Pro Tip: Never upload an image wider than your website's content area. If your content area is 800 pixels wide, there is no reason to upload a 4000-pixel-wide image. Resize images to the correct dimensions before compressing them.
Step Three — Enable Caching on Your Website
Every time someone visits your website, their browser downloads all your files — HTML, CSS, JavaScript, images — to display the page. Without caching, this happens every single visit, even for returning visitors who have already downloaded those files before.
Caching tells the browser to save a copy of your files locally on the visitor's device. The next time they visit, the browser loads those saved files instead of downloading everything again. Pages load much faster for returning visitors.

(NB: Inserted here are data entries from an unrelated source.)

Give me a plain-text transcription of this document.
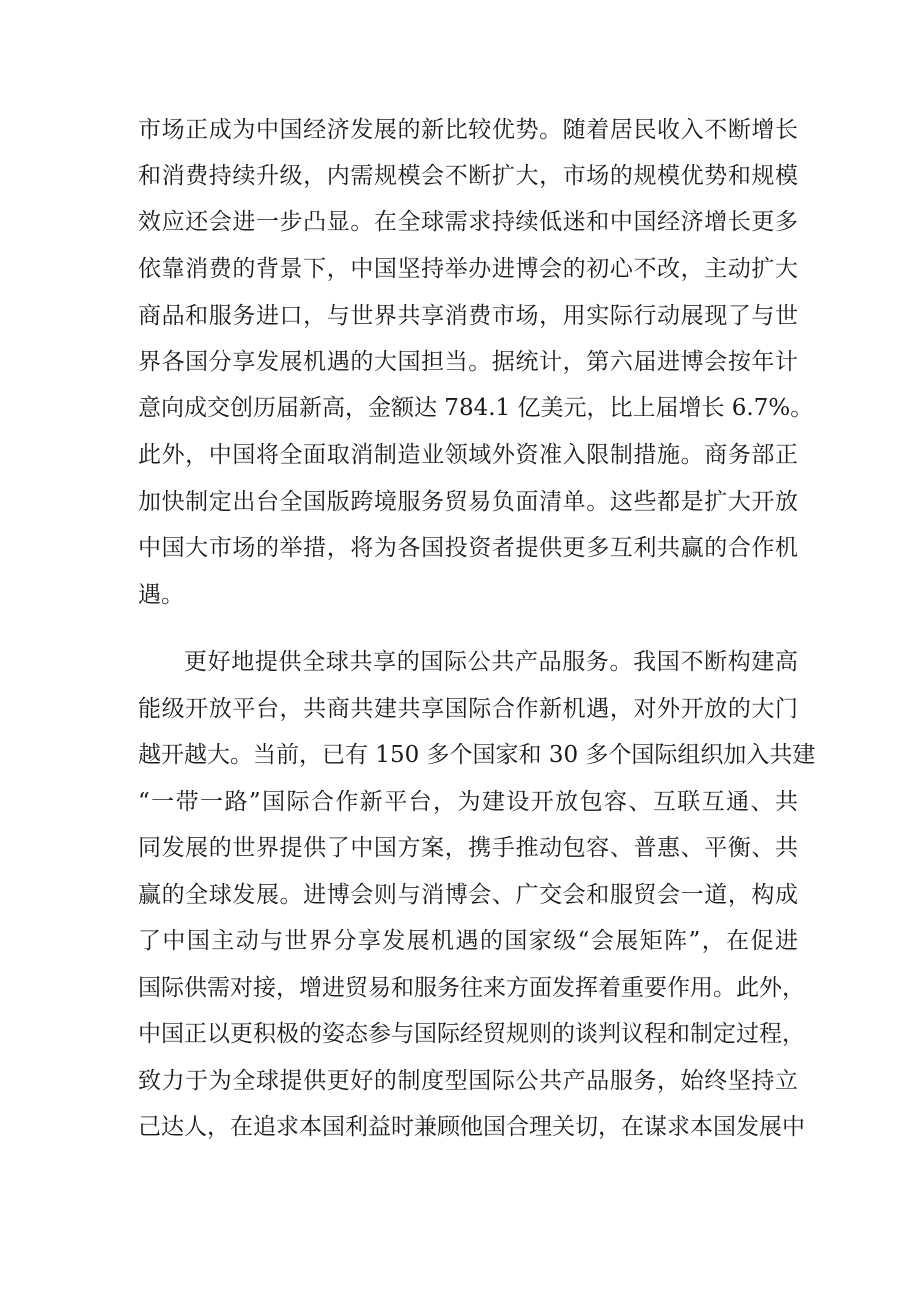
市场正成为中国经济发展的新比较优势。随着居民收入不断增长
和消费持续升级，内需规模会不断扩大，市场的规模优势和规模
效应还会进一步凸显。在全球需求持续低迷和中国经济增长更多
依靠消费的背景下，中国坚持举办进博会的初心不改，主动扩大
商品和服务进口，与世界共享消费市场，用实际行动展现了与世
界各国分享发展机遇的大国担当。据统计，第六届进博会按年计
意向成交创历届新高，金额达 784.1 亿美元，比上届增长 6.7%。
此外，中国将全面取消制造业领域外资准入限制措施。商务部正
加快制定出台全国版跨境服务贸易负面清单。这些都是扩大开放
中国大市场的举措，将为各国投资者提供更多互利共赢的合作机
遇。
更好地提供全球共享的国际公共产品服务。我国不断构建高
能级开放平台，共商共建共享国际合作新机遇，对外开放的大门
越开越大。当前，已有 150 多个国家和 30 多个国际组织加入共建
“一带一路”国际合作新平台，为建设开放包容、互联互通、共
同发展的世界提供了中国方案，携手推动包容、普惠、平衡、共
赢的全球发展。进博会则与消博会、广交会和服贸会一道，构成
了中国主动与世界分享发展机遇的国家级“会展矩阵”，在促进
国际供需对接，增进贸易和服务往来方面发挥着重要作用。此外，
中国正以更积极的姿态参与国际经贸规则的谈判议程和制定过程，
致力于为全球提供更好的制度型国际公共产品服务，始终坚持立
己达人，在追求本国利益时兼顾他国合理关切，在谋求本国发展中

If you use WordPress, install a free caching plugin. W3 Total Cache and LiteSpeed Cache are both free and widely used. After installing, enable the basic caching settings and your site immediately becomes faster for repeat visitors.
If you do not use WordPress, check your hosting control panel. Many hosting providers offer server-level caching that you can enable with one click.
Step Four — Reduce Your Plugins and Scripts
Every plugin, script, and third-party tool you add to your website adds weight. Some add a little. Some add a lot. Together they can make a significant dent in your load time.
Go through every plugin or script running on your website and ask one simple question: is this actually being used? If the answer is no, remove it.
For WordPress websites, deactivate and delete plugins you no longer use. Even deactivated plugins can sometimes affect performance. Delete them completely.
For scripts — things like chat widgets, pop-up tools, social share buttons, and analytics trackers — each one adds an external request your page has to make before it finishes loading. Keep only the ones you genuinely need.
I removed four unused plugins and two old tracking scripts from one of my websites and shaved nearly a full second off my load time without changing anything else.
Step Five — Fix Render-Blocking Resources
This one sounds technical but the concept is simple.
When a browser loads your page, it reads your files from top to bottom. If it hits a large JavaScript or CSS file early in that process, it stops and waits for that file to fully load before continuing. This pause is called render-blocking — the file is blocking the rest of the page from rendering.
The fix is to load JavaScript files at the bottom of your page instead of the top, or to mark them as deferred so the browser loads them after the main content. Your Auditest report will flag specific render-blocking resources if your site has them.
In WordPress, plugins like Auto optimized handle this automatically — minifying and deferring scripts and stylesheets without you having to touch any code.
Step Six — Choose a Faster Hosting Plan
If you have done everything above and your website is still slow, the problem may be your hosting server.
Shared hosting — where your website shares a server with hundreds of other websites — is the cheapest option but often the slowest. When other sites on that server get busy, your site slows down too.
Upgrading to a faster hosting plan, switching to a host with better infrastructure, or moving to a VPS (Virtual Private Server) can make a dramatic difference to your base load time — the speed before any content even starts loading.
This is the one step on this list that costs money. But if you have fixed everything else and speed is still a problem, hosting is likely the remaining cause.
Conclusion:
A slow website is not a permanent problem. It is a fixable one — and most of the fixes are free and do not require a developer.
Every second you remove from your load time keeps more visitors on your site and moves your pages higher in Google search results. The work is worth it.